Sy Hersh tells us that the echos of Iran Contra weighed heavily in Negroponte’s decision to resign his post and is claiming that Bush is funneling money without authorization or oversight that has ended up in the hands of Sunni jihadist groups.
Negroponte — Iran Contra — Hmmmm.
We already know that the Bushies used money appropriated for Afghanistan in Iraq. We know that money appropriated for Iraq reconstruction was directed elsewhere. It would not surprise me at all if all kinds of money is being spent that Congress doesn’t know anything about.
See Hersh’s new New Yorker article, “The Redirection.”

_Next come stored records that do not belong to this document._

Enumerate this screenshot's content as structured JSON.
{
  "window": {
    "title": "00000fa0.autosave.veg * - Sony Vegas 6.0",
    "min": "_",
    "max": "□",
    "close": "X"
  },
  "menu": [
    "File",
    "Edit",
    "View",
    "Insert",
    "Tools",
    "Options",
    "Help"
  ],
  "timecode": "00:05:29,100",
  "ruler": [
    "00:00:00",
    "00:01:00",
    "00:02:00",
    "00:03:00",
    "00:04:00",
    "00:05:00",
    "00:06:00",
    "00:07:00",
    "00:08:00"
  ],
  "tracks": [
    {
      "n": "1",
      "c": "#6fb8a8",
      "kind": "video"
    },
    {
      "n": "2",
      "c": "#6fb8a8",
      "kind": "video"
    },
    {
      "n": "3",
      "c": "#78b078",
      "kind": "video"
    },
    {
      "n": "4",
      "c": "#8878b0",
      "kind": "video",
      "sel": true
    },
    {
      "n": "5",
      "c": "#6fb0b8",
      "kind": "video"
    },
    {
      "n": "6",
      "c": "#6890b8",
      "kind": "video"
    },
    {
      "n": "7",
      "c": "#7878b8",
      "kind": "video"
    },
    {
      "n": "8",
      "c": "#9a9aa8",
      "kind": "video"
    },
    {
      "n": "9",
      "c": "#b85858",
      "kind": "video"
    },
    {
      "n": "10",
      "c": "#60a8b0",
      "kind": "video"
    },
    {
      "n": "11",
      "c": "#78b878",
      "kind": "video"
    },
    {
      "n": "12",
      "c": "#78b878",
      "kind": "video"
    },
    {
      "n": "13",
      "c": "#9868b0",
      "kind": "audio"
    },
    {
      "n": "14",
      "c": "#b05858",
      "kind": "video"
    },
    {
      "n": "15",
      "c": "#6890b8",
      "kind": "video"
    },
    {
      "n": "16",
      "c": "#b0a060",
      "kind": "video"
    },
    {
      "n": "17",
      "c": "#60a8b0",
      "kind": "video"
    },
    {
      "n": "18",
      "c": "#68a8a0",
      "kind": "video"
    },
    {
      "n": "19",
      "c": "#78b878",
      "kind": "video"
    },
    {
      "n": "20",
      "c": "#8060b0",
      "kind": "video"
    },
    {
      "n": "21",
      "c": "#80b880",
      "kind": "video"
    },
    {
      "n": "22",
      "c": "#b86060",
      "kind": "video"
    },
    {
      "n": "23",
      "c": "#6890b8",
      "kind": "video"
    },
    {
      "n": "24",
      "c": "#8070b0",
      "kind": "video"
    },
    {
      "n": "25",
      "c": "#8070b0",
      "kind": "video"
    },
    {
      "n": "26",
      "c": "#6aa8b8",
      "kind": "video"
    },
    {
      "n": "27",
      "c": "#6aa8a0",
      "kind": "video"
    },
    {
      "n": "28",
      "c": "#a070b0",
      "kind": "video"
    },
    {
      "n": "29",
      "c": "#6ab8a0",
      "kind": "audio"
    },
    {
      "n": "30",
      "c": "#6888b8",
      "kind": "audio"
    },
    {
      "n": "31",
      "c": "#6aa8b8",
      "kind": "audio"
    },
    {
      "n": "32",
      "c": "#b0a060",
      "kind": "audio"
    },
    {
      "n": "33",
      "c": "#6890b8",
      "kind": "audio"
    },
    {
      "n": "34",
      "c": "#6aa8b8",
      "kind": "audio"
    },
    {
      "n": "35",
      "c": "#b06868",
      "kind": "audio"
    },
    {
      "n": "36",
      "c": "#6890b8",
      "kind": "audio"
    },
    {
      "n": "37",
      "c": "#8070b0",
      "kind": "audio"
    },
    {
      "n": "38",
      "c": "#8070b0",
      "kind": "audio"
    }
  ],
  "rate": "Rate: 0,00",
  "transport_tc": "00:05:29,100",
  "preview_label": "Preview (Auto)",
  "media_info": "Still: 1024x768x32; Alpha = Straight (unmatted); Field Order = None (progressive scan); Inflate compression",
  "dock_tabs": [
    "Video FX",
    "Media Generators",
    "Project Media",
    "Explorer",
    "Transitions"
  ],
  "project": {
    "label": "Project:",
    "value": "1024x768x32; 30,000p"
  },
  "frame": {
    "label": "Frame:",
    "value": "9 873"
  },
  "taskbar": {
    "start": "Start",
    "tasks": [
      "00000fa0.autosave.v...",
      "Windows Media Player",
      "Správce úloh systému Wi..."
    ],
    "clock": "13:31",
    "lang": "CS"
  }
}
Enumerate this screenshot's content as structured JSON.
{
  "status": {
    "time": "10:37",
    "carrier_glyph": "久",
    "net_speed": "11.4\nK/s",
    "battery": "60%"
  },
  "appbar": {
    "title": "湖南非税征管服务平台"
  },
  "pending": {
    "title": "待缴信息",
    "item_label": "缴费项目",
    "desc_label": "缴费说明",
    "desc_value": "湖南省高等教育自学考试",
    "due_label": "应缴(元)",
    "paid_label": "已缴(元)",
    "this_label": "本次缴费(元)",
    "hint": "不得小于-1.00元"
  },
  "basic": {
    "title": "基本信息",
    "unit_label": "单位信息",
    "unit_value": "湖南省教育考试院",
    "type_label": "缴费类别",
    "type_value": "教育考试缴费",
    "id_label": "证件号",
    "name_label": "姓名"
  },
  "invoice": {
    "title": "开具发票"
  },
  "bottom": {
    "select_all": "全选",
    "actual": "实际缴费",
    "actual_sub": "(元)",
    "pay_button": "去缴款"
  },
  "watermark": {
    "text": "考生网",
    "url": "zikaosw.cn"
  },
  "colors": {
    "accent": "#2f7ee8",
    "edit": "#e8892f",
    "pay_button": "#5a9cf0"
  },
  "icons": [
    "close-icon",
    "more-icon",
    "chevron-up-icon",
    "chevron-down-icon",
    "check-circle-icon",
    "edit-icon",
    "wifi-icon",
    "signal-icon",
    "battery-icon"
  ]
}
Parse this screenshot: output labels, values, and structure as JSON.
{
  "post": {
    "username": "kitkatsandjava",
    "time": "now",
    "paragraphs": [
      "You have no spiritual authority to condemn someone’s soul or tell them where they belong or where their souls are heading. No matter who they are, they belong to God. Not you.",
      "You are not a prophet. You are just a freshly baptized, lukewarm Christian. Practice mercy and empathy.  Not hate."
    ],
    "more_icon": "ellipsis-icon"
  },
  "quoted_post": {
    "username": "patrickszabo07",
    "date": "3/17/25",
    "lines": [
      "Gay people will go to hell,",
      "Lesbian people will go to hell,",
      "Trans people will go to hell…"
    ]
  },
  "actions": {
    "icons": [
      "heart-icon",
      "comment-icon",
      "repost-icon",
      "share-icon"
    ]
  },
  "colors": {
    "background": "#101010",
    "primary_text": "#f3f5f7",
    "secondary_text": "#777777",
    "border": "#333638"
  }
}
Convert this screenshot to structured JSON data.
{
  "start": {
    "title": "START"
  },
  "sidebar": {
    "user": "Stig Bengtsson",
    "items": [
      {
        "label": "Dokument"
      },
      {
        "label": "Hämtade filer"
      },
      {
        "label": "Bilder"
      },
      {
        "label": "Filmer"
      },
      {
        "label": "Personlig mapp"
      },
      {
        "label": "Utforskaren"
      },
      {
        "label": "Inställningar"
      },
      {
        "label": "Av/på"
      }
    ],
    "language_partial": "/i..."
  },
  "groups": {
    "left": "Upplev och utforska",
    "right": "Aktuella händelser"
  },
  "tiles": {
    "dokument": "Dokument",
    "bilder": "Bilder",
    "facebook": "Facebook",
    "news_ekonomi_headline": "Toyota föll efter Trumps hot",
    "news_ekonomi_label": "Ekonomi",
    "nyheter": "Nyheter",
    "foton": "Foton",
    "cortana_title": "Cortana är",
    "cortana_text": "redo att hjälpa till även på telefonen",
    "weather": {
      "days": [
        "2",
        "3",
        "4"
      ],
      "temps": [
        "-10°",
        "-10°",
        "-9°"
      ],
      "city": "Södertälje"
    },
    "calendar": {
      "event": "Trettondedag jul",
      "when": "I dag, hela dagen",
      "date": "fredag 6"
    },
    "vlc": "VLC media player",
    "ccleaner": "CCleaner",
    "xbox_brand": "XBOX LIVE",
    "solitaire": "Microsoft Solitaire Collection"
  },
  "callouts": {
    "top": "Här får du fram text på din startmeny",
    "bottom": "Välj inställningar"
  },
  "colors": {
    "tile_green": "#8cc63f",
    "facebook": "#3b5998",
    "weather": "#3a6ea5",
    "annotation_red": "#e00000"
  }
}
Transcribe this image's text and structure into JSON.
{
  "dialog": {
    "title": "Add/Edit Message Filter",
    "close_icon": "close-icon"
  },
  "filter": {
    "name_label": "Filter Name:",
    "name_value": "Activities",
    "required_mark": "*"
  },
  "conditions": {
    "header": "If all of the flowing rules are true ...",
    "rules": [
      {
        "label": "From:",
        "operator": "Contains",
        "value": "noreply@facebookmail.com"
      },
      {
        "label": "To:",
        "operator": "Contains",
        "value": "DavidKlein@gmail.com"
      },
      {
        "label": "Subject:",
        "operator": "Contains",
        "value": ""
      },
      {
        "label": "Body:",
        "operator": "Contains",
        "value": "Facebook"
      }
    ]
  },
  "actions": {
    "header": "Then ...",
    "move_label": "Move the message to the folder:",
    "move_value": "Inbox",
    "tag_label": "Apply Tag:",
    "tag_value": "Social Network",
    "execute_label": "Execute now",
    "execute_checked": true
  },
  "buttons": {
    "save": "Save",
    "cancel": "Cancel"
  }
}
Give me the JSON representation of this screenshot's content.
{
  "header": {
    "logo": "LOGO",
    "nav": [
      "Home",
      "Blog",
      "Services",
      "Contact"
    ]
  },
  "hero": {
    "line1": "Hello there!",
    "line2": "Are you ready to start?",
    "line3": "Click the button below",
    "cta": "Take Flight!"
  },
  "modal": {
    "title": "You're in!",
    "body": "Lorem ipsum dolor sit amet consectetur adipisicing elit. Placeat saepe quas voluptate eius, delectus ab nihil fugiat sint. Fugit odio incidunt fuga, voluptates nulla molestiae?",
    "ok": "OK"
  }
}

The new American policy, in its broad outlines, has been discussed publicly. In testimony before the Senate Foreign Relations Committee in January, Secretary of State Condoleezza Rice said that there is “a new strategic alignment in the Middle East,” separating “reformers” and “extremists”; she pointed to the Sunni states as centers of moderation, and said that Iran, Syria, and Hezbollah were “on the other side of that divide.” (Syria’s Sunni majority is dominated by the Alawi sect.) Iran and Syria, she said, “have made their choice and their choice is to destabilize.”
Having failed to mop up the Taliban and al Qaeda, the Bushies are now turning their misdirection toward Hezbollah. This is just the sort of thing the neocons would have thought up, isn’t it?
Some of the core tactics of the redirection are not public, however. The clandestine operations have been kept secret, in some cases, by leaving the execution or the funding to the Saudis, or by finding other ways to work around the normal congressional appropriations process, current and former officials close to the Administration said.
A senior member of the House Appropriations Committee told me that he had heard about the new strategy, but felt that he and his colleagues had not been adequately briefed. “We haven’t got any of this,” he said. “We ask for anything going on, and they say there’s nothing. And when we ask specific questions they say, ‘We’re going to get back to you.’ It’s so frustrating.”